The smaller shipment appeared to be the result of a scheduling hiccup created when federal officials, responding to a request by states, decided to allocate next week’s doses this Tuesday instead of on Friday, as they had planned. States had asked federal officials for more time to plan their allotments before deliveries begin on Monday, but doing so meant that the federal government could not include in that shipping estimate additional vaccine batches that were released after Tuesday, according to a senior administration official.

The batches of vaccine that were not included in next week’s allocation will be included in the shipment the following week, the official said.

How the Pfizer-BioNTech Vaccine Works

Two shots can prime the immune system to fight the coronavirus.

The official, who agreed to speak on condition of anonymity because he was not authorized to discuss the shipments, said it was unclear whether future weekly shipments would increase because the government did not have a good view into Pfizer’s manufacturing process. Unlike other companies that took federal funding for development and manufacturing of their Covid vaccines, Pfizer signed an advance purchase agreement in which it is only paid if the vaccines are delivered. The official also said that the company’s production estimates had fallen in recent weeks.

Pfizer said in a statement on Wednesday that the company “is not having any production issues with our Covid-19 vaccine, and no shipments containing the vaccine are on hold or delayed.” The company also said, “We have millions more doses sitting in our warehouse but, as of now, we have not received any shipment instructions for additional doses.”

The company also said it had shared with the federal government “every aspect” of its production and distribution process. “They have visited our facilities, walked the production lines and been updated on our production planning as information has become available,” the statement said.

This fall, Pfizer halved initial estimates that it could make 100 million doses by the end of the year after running into manufacturing delays caused by difficulties locating equipment and raw materials, as well as needing more doses for an expansion of its clinical trial. In November, the chief executive, Dr. Albert Bourla, said about 25 million doses would go to the United States. On Wednesday, a Pfizer spokeswoman said that the company would be able to distribute 20 million doses in December in the United States.

The controversy over short-term deliveries is playing out against a backdrop of tense negotiations between Pfizer and the federal government over a new contract for tens of millions of more doses in the first half of next year. The two sides hope to reach an agreement by Christmas, but Pfizer has said it needs the federal government to use its authority to force suppliers to prioritize its orders — a request that one person familiar with the negotiations said has been pending for months.
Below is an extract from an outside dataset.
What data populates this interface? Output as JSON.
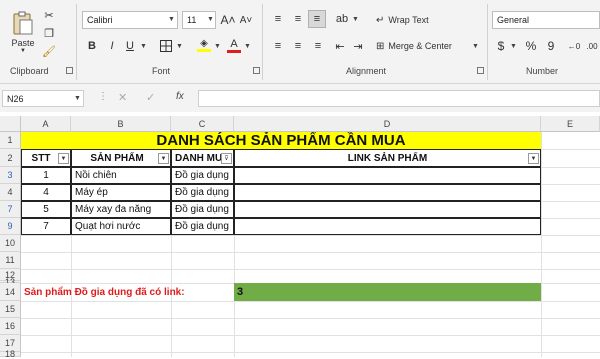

The government wants Pfizer to sell it 100 million more doses — enough to cover an additional 50 million Americans — between the start of April and the end of June. Pfizer has said that it can only provide about 70 million doses then because other countries have already bought its remaining stock.

The issue is especially fraught because, according to people familiar with Pfizer’s version of events, the firm repeatedly asked the Trump administration to pre-order more doses beginning in late summer but the administration failed to act until Nov. 25 — more than two weeks after Pfizer announced the results from clinical trials showing its vaccine was safe and more than 95 percent effective.

Now both sides are scrambling to figure out how Pfizer can boost its manufacturing to double the number of doses the firm can deliver for Americans in the first half of next year. So far, the Trump administration has only locked in a total of 300 million doses from Pfizer and Moderna. Because both vaccines require two doses, excluding the children and teenagers for whom no vaccine is yet approved, that still leaves more than 100 million Americans uncovered.

Alex M. Azar, the secretary of Health and Human Services, alluded to the friction with Pfizer in an interview on Thursday morning with CNBC, saying “I do wish we would just stop talking about this Pfizer thing.” He added that the federal government was willing to help Pfizer manufacture more “if they are willing to take our help.”

Abby Goodnough contributed reporting.